Com os melhores cumprimentos, de um não-académico "que fez a tropa no Ultramar".
* [escrito em 13Set2021]

Antº Rosinha disse...

(…os autóctones vinham armados de catanas,)

No dia 4 de Fevereiro de 1961, no assalto à casa de reclusão de Luanda, os autóctones nem de catanas precisavam, tal a negligente segurança folclórica, que eu próprio pratiquei como cabo milº uns meses antes desse 4 de fevereiro de 61.

Também eram autóctones os oito soldados I, que diariamente os cabos milº ou furrieis, comandavam até a casa da reclusão onde havia uma guarita onde ficava um desses soldados de plantão.

Essa guarda era substituida as 9 da manhã.

Havia um primeiro sargento apenas burocrático ajudado por um primeiro cabo, que foi esse que morreu que o autor menciona.

Eu conheci esse cabo com uma história interessante pois já havia sido preso nessa prisão por abusar de uma menina, e depois de cumprir o castigo meteu o chico e continuou a servir ali na reclusão.

Era de incorporação angolana, mas penso que não seria autóctone.

E se nesse dia fizéssemos os caixotes (os brancos de Angola)? Quando ainda ninguém conhecia ninguém.

Não sabia da morte do cipaio, logicamente autóctone


Valdemar Silva disse...

Esta é das boas
Um comunicado oficial do Governo-Geral de Angola informava
"O Governo-Geral de Angola tem recebido, nestes últimos dias, informações vindas do estrangeiro dizendo que se preparava uma alteração da ordem pública em Angola."
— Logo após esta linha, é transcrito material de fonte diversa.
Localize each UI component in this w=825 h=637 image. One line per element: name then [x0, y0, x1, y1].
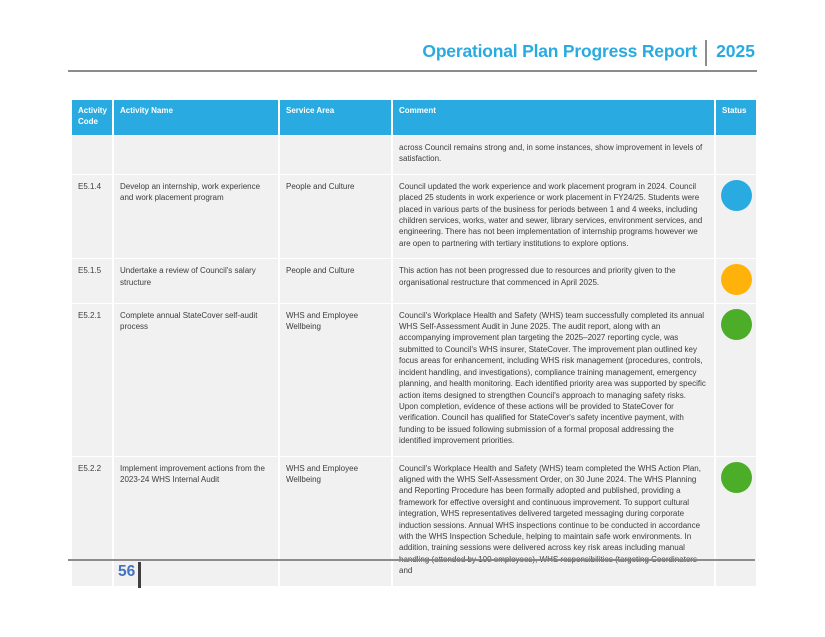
header-year: 2025 — [716, 40, 755, 61]
cell-comment: Council's Workplace Health and Safety (W… — [392, 455, 716, 586]
column-header-status: Status — [715, 100, 756, 136]
table-row: E5.1.5 Undertake a review of Council's s… — [72, 258, 756, 304]
cell-comment: across Council remains strong and, in so… — [392, 135, 716, 175]
cell-activity-code — [72, 135, 114, 175]
page-header: Operational Plan Progress Report 2025 — [68, 38, 757, 72]
cell-status — [715, 135, 756, 175]
cell-comment: Council updated the work experience and … — [392, 173, 716, 259]
table-row: E5.2.1 Complete annual StateCover self-a… — [72, 302, 756, 457]
column-header-activity-name: Activity Name — [113, 100, 280, 136]
cell-comment: This action has not been progressed due … — [392, 258, 716, 304]
footer-rule — [68, 559, 755, 561]
cell-activity-code: E5.1.4 — [72, 173, 114, 259]
page-title: Operational Plan Progress Report — [422, 40, 698, 61]
cell-activity-code: E5.1.5 — [72, 258, 114, 304]
cell-status — [715, 258, 756, 304]
header-divider — [705, 40, 708, 66]
cell-service-area: People and Culture — [279, 173, 393, 259]
page-number: 56 — [118, 563, 136, 580]
cell-activity-name — [113, 135, 280, 175]
status-indicator-icon — [720, 264, 752, 296]
cell-comment: Council's Workplace Health and Safety (W… — [392, 302, 716, 457]
status-indicator-icon — [720, 308, 752, 340]
cell-status — [715, 173, 756, 259]
column-header-activity-code: Activity Code — [72, 100, 114, 136]
cell-service-area: WHS and Employee Wellbeing — [279, 455, 393, 586]
cell-activity-name: Undertake a review of Council's salary s… — [113, 258, 280, 304]
footer: 56 — [118, 562, 141, 588]
cell-service-area — [279, 135, 393, 175]
table-row: E5.1.4 Develop an internship, work exper… — [72, 173, 756, 259]
status-indicator-icon — [720, 179, 752, 211]
cell-activity-name: Implement improvement actions from the 2… — [113, 455, 280, 586]
footer-bar — [138, 562, 141, 588]
cell-activity-code: E5.2.1 — [72, 302, 114, 457]
cell-activity-name: Complete annual StateCover self-audit pr… — [113, 302, 280, 457]
cell-service-area: WHS and Employee Wellbeing — [279, 302, 393, 457]
progress-report-table: Activity Code Activity Name Service Area… — [72, 100, 756, 586]
cell-service-area: People and Culture — [279, 258, 393, 304]
cell-activity-name: Develop an internship, work experience a… — [113, 173, 280, 259]
column-header-service-area: Service Area — [279, 100, 393, 136]
cell-status — [715, 302, 756, 457]
cell-activity-code: E5.2.2 — [72, 455, 114, 586]
column-header-comment: Comment — [392, 100, 716, 136]
cell-status — [715, 455, 756, 586]
table-row: across Council remains strong and, in so… — [72, 135, 756, 175]
table-header-row: Activity Code Activity Name Service Area… — [72, 100, 756, 136]
table-row: E5.2.2 Implement improvement actions fro… — [72, 455, 756, 586]
status-indicator-icon — [720, 461, 752, 493]
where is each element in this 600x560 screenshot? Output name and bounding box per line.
Quer dizer que as autoridades só tiveram conhecimento por informações recebidas do estrangeiro. Pudera, podiam ter arranjado uns "chegados de fresco" a entrar na alteração para assim terem conhecido o assunto.

Saúde da boa
Valdemar Queiroz

Valdemar Silva disse...

( outros "chegados de fresco" misturaram-se por a rua estar aberta ao povo)

Biografia
Valentim Alexandre nasceu em Lisboa, a 9 de abril de 1942. É licenciado em Direito, pela Faculdade de Direito da Universidade de Coimbra (1967) e doutorado em História Política e Institucional, pela Faculdade de Ciências Sociais e Humanas da Universidade Nova de Lisboa (1989). É investigador do Instituto de Ciências Sociais da Universidade de Lisboa, desde 1994, investigador jubilado do Instituto de Ciências Sociais da Universidade de Lisboa, é autor de várias publicações, desde artigos de jornal, capítulos e obras completas, a recensões e artigos científicos. Os temas centrais da sua análise dizem respeito à história colonial e às relações externas portuguesas, com enfoque nos séculos XIX e XX.
De entre os livros publicados, elencam-se: Os Sentidos do Império - Questão Nacional e Questão Colonial na Crise do Antigo Regime Português (Porto, Afrontamento, 1993); O Império Africano, 1825 - 1890 (coordenador, com Jill Dias), (Lisboa, Editorial Estampa, 1998); Velho Brasil, Novas Áfricas-Portugal e o Império, 1808 - 1975 (Porto, Afrontamento, 2000); O Roubo das Almas - Salazar, a Igreja e os Totalitarismos,1930-1939 (Lisboa, Dom Quixote, 2006); e A Questão Colonial no Parlamento, 1821 - 1910 (Lisboa, Assembleia da República e Dom Quixote, 2008). Em 2017, publicou na Temas e Debates Contra o Vento - Portugal, o Império e a Maré Anticolonial (1945-1960).

Este homem fez parte das lutas de estudantes de 1962 contra a ditadura salazarista, como Salgado Zenha e Jorge Sampaio, que foram presos e tratados de arruaceiros pela PIDE.